Section 7.2 is a take-down of meta-analysis, but his examples from the literature all seem to be rather poorly-done straw-men; surely we do them better nowadays?

p. 166-167: explanation vs. prediction, and laws vs. possibilities:

  • The philosophy of science now recognizes that we can explain some things well without being able to predict them (e.g. earthquakes), and vice versa (e.g. child language acquisition). So empirical association isn’t an explanation on its own; but the methods of social science (especially NHST) do not yet reflect this shift.
  • “science must be concerned with the discovery and explanation of possibilities as well as with the discovery of putative laws. If, for example, we learn that some children can recite a nursery rhyme backwards the cognitive processes required to perform the feat are worthy of investigation irrespective of the proportion of children who possess the ability.” For such studies, we may not need to focus on statistical inference about population averages as much as qualitative studies on one or two individuals, and that is still legitimate science.

All three inference schools have weaknesses when it comes to putting an interpretation on the results.
Neyman-Pearson tells you exactly what you can say, but it’s not what you care about; adding human judgement to make the results useful is inconsistent with the theory.
Bayes requires you to specify a prior, which bothers Frequentists; but frankly it’s not much worse than the subjectivity Frequentists already use when picking a class of models to start with.

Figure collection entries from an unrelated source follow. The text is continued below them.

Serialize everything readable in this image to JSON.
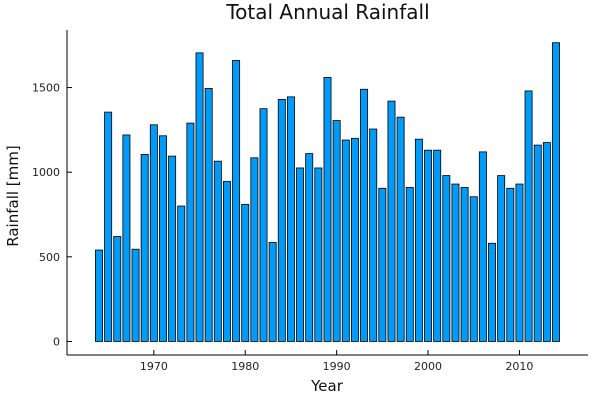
{
  "chart_data": {
    "type": "bar",
    "title": "Total Annual Rainfall",
    "xlabel": "Year",
    "ylabel": "Rainfall [mm]",
    "x": [
      1964,
      1965,
      1966,
      1967,
      1968,
      1969,
      1970,
      1971,
      1972,
      1973,
      1974,
      1975,
      1976,
      1977,
      1978,
      1979,
      1980,
      1981,
      1982,
      1983,
      1984,
      1985,
      1986,
      1987,
      1988,
      1989,
      1990,
      1991,
      1992,
      1993,
      1994,
      1995,
      1996,
      1997,
      1998,
      1999,
      2000,
      2001,
      2002,
      2003,
      2004,
      2005,
      2006,
      2007,
      2008,
      2009,
      2010,
      2011,
      2012,
      2013,
      2014
    ],
    "values": [
      540,
      1355,
      620,
      1220,
      545,
      1105,
      1280,
      1215,
      1095,
      800,
      1290,
      1705,
      1495,
      1065,
      945,
      1660,
      810,
      1085,
      1375,
      585,
      1430,
      1445,
      1025,
      1110,
      1025,
      1560,
      1305,
      1190,
      1200,
      1490,
      1255,
      905,
      1420,
      1325,
      910,
      1195,
      1130,
      1130,
      980,
      930,
      910,
      855,
      1120,
      580,
      980,
      905,
      930,
      1480,
      1160,
      1175,
      1765
    ],
    "xlim": [
      1960.5,
      2017.5
    ],
    "ylim": [
      -80,
      1840
    ],
    "xticks": [
      1970,
      1980,
      1990,
      2000,
      2010
    ],
    "yticks": [
      0,
      500,
      1000,
      1500
    ],
    "grid": false,
    "legend": "none",
    "colors": {
      "bar_fill": "#009AF9",
      "bar_stroke": "#000000",
      "axis": "#000000",
      "text": "#222222"
    }
  }
}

And if you do make your prior explicit, then the results are interpretable in the way scientists actually want.

2 responses to “Statistical Inference, Michael Oakes; and “Likelihood inference”

  1. Hi there,

    I regularly use likelihood inference in my work, and it is my overall paradigm for inference. If you would like an excellent book on applied likelihood inference and statistical modeling, I would avoid Royall and Edwards, as they are more theoretical/philosophical. Owen is an excellent reference for a particular approach called “Empirical Likelihood” but there is MUCH more to the likelihood school than you will in Owen. I regularly use, and HIGHLY recommend you get a copy of Yudi Pawitan’s “In All Likelihood” — it covers essentiually the ENTIRE range of likelihood theory for applied statistics (and some interesting theoretical/philosophical issues as well). He also uses R extensively, so all his examples are real data and results, not fabricated for easy solutions.

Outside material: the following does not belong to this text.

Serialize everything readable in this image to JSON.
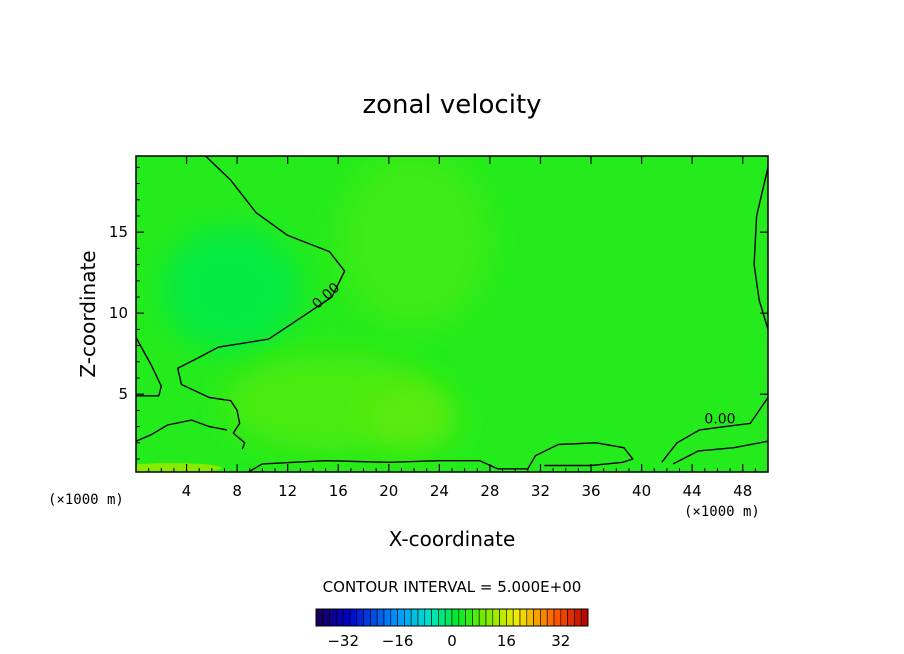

    Anyway, thought that I’d recommend that book to you if you are serious about using likelihood theory….the plus/minus two “support units” you cite from Oakes is NOT correct as intervals are formed based on a given normalized likelihood ratio value, not the support value. The theoretical basis for this will become clear if you read Pawitan’s book.

    • Thank you, Mike. I’m glad to hear likelihood inference is still in active use & development. I will definitely track down a copy of Pawitan’s book. Thanks for the reference!
      (Also, sorry for the delay in approving your comment — I’ve been traveling without regular web access.)